On one trip I was on a C-47 flying from one CIA location to another loaded with a big bundle of poppy plants, which were to be processed into opium to pay the Laotian regular army soldiers who worked for us.

Years later after the war I got to know a Navajo ex-Green Beret here in Albuquerque who told me the type of missions he carried out in South Vietnam. Because Navajo can pass for Asian, he had been assigned to a unit of American soldiers who dressed in black pajamas. Some special units of the North Vietnamese Army wore black pajamas. My Navajo friend and his group would go into South Vietnamese villages and kill leaders who might be neutral or not fully supportive of our war efforts. The goal was to force others over to the American side. This we learned was part of the infamous Phoenix Program run by the CIA and our Army which killed an estimated 40,000 South Vietnamese before the war was over.
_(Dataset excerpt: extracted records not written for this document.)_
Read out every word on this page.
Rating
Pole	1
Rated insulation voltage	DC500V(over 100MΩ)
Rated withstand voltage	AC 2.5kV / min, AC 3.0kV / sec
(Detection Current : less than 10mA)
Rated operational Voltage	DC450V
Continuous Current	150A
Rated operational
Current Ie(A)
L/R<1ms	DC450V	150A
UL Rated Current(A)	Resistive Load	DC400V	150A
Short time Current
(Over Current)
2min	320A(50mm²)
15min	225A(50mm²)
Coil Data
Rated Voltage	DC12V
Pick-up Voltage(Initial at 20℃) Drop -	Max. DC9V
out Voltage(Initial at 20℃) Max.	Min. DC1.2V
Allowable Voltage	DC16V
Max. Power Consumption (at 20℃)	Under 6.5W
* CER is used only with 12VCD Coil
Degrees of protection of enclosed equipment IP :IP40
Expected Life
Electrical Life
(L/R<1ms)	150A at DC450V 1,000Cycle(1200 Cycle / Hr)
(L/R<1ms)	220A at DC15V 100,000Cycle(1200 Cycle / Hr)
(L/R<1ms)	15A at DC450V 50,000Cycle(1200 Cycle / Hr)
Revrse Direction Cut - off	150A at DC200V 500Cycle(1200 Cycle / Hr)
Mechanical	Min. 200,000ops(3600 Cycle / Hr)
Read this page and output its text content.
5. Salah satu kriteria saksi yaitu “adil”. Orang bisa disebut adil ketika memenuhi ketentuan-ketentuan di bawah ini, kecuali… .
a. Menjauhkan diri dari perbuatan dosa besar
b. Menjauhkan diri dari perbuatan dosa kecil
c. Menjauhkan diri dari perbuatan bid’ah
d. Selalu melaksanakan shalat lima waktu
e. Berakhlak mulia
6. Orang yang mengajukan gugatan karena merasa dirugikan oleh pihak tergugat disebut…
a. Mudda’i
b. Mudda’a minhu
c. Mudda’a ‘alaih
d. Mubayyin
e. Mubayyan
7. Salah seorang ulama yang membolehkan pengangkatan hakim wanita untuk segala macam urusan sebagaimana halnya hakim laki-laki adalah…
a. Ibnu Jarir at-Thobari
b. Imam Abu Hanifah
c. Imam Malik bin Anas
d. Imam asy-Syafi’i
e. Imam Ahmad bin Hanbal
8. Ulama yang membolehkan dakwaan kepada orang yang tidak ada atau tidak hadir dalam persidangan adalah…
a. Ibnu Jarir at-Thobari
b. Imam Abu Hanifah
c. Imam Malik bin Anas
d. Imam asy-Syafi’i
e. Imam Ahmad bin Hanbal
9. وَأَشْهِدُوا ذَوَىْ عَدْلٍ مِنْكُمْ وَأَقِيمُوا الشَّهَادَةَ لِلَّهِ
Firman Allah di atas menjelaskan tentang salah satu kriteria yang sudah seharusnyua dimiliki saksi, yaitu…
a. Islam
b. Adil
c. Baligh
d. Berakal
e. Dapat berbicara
So many of us were involved in this these kinds of actions that in the latter part of the war some of us formed Vietnam Veterans Against the War. We held an event called the Winter Soldier Investigations to expose these actions to the American people.

When you think about it, in our war back in the 1980s in Afghanistan we did the same thing by hiring Osama bin Laden and his followers to kill Russians. This later backfired on us with the attacks of 9/11.

One has to wonder why this story of Russians paying Taliban to kill Americans in our current Afghanistan war is anything new or different than what appears to be part of larger war strategy. The question to me now is the politics of it. Why is this being pushed now with an election so close? The Democrats in the campaign of Joe Biden are using it as a way to revive the Cold War as we go to November. But a larger question is why is the American media are being so one-sided and blind to the historical context of these kind of stories.


Robert Anderson of Albuquerque, NM was in the US Air Force 1964-1968 serving during the Tet Offensive in Laos, Thailand & Vietnam. An E4 he was arming & disarming explosive ordnance; recovering downed pilots; he saw CIA members paying Hmong tribesmen to kill N. Vietnamese soldiers; he helped found Vietnam Veterans Against the War in New Mexico. He was an active participant in the Wounded Knee 1973 insurrection with the American Indian Movement. He co-authored the documentary book: Voices from Wounded Knee. He is retired now raising three adopted teens.